At the same time, from the results of this study, we devised a provisional strategy for differentiated EGC diagnosis under ME-NBI by taking the pink pattern as a supplement to the VS classification system (Fig. 8). Briefly, gastric endoscopic examination is taken by using conventional white-light imaging (C-WIL) firstly. When a suspicious lesion is detected, the endoscope should be switched to ME-NBI to differentiate cancer and non-cancer. The key step to diagnose gastric cancer and non-cancer is to determine the DL between the suspicious lesion and the background mucosa. If a DL is absent, it’s easy to diagnose the suspicious lesion as noncancerous. If a DL is indeterminate, the pink pattern can be taken into account and diagnosis of a cancerous lesion can probably be made.
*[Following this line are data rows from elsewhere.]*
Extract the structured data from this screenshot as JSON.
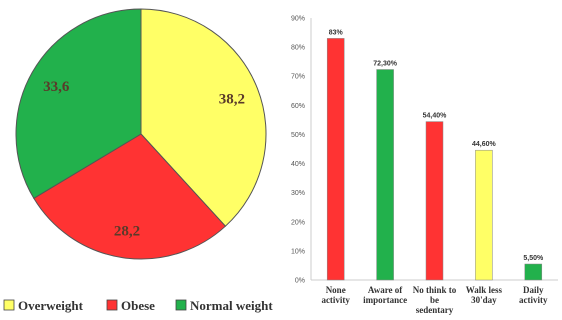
{
  "chart_data": [
    {
      "type": "pie",
      "title": "",
      "labels": [
        "Overweight",
        "Obese",
        "Normal weight"
      ],
      "values": [
        38.2,
        28.2,
        33.6
      ],
      "value_labels": [
        "38,2",
        "28,2",
        "33,6"
      ],
      "colors": [
        "#ffff66",
        "#ff3333",
        "#22b14c"
      ],
      "legend": {
        "position": "bottom",
        "entries": [
          "Overweight",
          "Obese",
          "Normal weight"
        ]
      }
    },
    {
      "type": "bar",
      "title": "",
      "xlabel": "",
      "ylabel": "",
      "categories": [
        [
          "None",
          "activity"
        ],
        [
          "Aware of",
          "importance"
        ],
        [
          "No think to",
          "be",
          "sedentary"
        ],
        [
          "Walk less",
          "30'day"
        ],
        [
          "Daily",
          "activity"
        ]
      ],
      "values": [
        83.0,
        72.3,
        54.4,
        44.6,
        5.5
      ],
      "value_labels": [
        "83%",
        "72,30%",
        "54,40%",
        "44,60%",
        "5,50%"
      ],
      "colors": [
        "#ff3333",
        "#22b14c",
        "#ff3333",
        "#ffff66",
        "#22b14c"
      ],
      "ylim": [
        0,
        90
      ],
      "yticks": [
        0,
        10,
        20,
        30,
        40,
        50,
        60,
        70,
        80,
        90
      ],
      "ytick_labels": [
        "0%",
        "10%",
        "20%",
        "30%",
        "40%",
        "50%",
        "60%",
        "70%",
        "80%",
        "90%"
      ],
      "grid": false
    }
  ]
}
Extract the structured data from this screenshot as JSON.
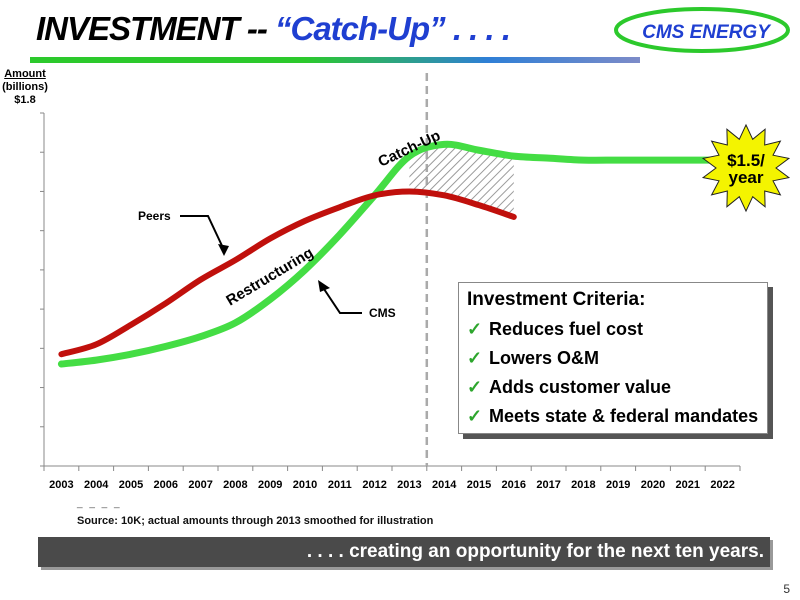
{
  "title": {
    "part1": "INVESTMENT --",
    "part2": "“Catch-Up” . . . ."
  },
  "logo": {
    "text": "CMS ENERGY"
  },
  "chart_data": {
    "type": "line",
    "x": [
      2003,
      2004,
      2005,
      2006,
      2007,
      2008,
      2009,
      2010,
      2011,
      2012,
      2013,
      2014,
      2015,
      2016,
      2017,
      2018,
      2019,
      2020,
      2021,
      2022
    ],
    "categories": [
      "2003",
      "2004",
      "2005",
      "2006",
      "2007",
      "2008",
      "2009",
      "2010",
      "2011",
      "2012",
      "2013",
      "2014",
      "2015",
      "2016",
      "2017",
      "2018",
      "2019",
      "2020",
      "2021",
      "2022"
    ],
    "ylabel": [
      "Amount",
      "(billions)"
    ],
    "ytick_top": "$1.8",
    "ylim": [
      0,
      1.8
    ],
    "yticks": [
      0,
      0.2,
      0.4,
      0.6,
      0.8,
      1.0,
      1.2,
      1.4,
      1.6,
      1.8
    ],
    "series": [
      {
        "name": "Peers",
        "color": "#c0100c",
        "x": [
          2003,
          2004,
          2005,
          2006,
          2007,
          2008,
          2009,
          2010,
          2011,
          2012,
          2013,
          2014,
          2015,
          2016
        ],
        "values": [
          0.57,
          0.62,
          0.72,
          0.83,
          0.95,
          1.05,
          1.16,
          1.25,
          1.32,
          1.38,
          1.4,
          1.38,
          1.33,
          1.27
        ]
      },
      {
        "name": "CMS",
        "color": "#44dd44",
        "x": [
          2003,
          2004,
          2005,
          2006,
          2007,
          2008,
          2009,
          2010,
          2011,
          2012,
          2013,
          2014,
          2015,
          2016,
          2017,
          2018,
          2019,
          2020,
          2021,
          2022
        ],
        "values": [
          0.52,
          0.54,
          0.57,
          0.61,
          0.66,
          0.73,
          0.85,
          1.0,
          1.18,
          1.38,
          1.58,
          1.64,
          1.61,
          1.58,
          1.57,
          1.56,
          1.56,
          1.56,
          1.56,
          1.56
        ]
      }
    ],
    "annotations": {
      "peers_label": "Peers",
      "cms_label": "CMS",
      "restructuring": "Restructuring",
      "catch_up": "Catch-Up",
      "starburst": [
        "$1.5/",
        "year"
      ]
    },
    "divider_x": 2014,
    "grid": false
  },
  "criteria": {
    "heading": "Investment Criteria:",
    "items": [
      "Reduces fuel cost",
      "Lowers O&M",
      "Adds customer value",
      "Meets state & federal mandates"
    ]
  },
  "source": {
    "dashes": "_ _ _ _",
    "text": "Source:  10K; actual amounts through 2013 smoothed for illustration"
  },
  "banner": ". . . . creating an opportunity for the next ten years.",
  "page_number": "5",
  "colors": {
    "peers": "#c0100c",
    "cms": "#44dd44",
    "title_blue": "#1f3fd1",
    "starburst": "#f4f400"
  }
}
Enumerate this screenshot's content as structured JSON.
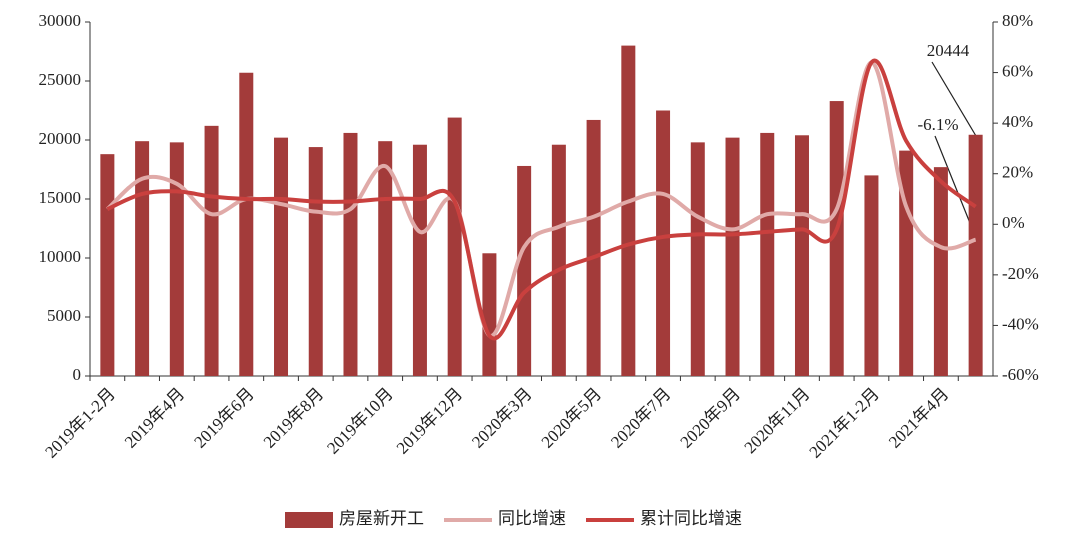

If a DL is clearly visible, the subsequent presence of an IMVP and IMSP should be determined. If IMVP and/or IMSP are identified within the DL, the suspicious lesion can be diagnosed as gastric cancer; if IMVP and/or IMSP are absent, the lesion can be determined as noncancerous. But if IMVP and/or IMSP are indeterminate within the DL, the pink pattern is also helpful to diagnose EGC. By the way, our study has some limitations. First, this study was retrospective and did not involve real-time assessment, the endoscopic diagnosis was just performed by using stored images. The selection bias might occur when the stored images were selected for the two diagnostic tests. Second, we recruited the 12 endoscopists only from one institution to perform diagnostic tests, which might easily lead to the participant bias. Third, the number of lesions and endoscopists in our study was small, and this could result in insufficient power in evaluating diagnostic performance. To overcome these limitations, in future study, we will conduct on-site real-time evaluation of newly detected and undiagnosed gastric lesions. Furthermore, larger number of cases and endoscopists from multiple centers are required in future study to evaluate the diagnostic performance of pink pattern for EGC.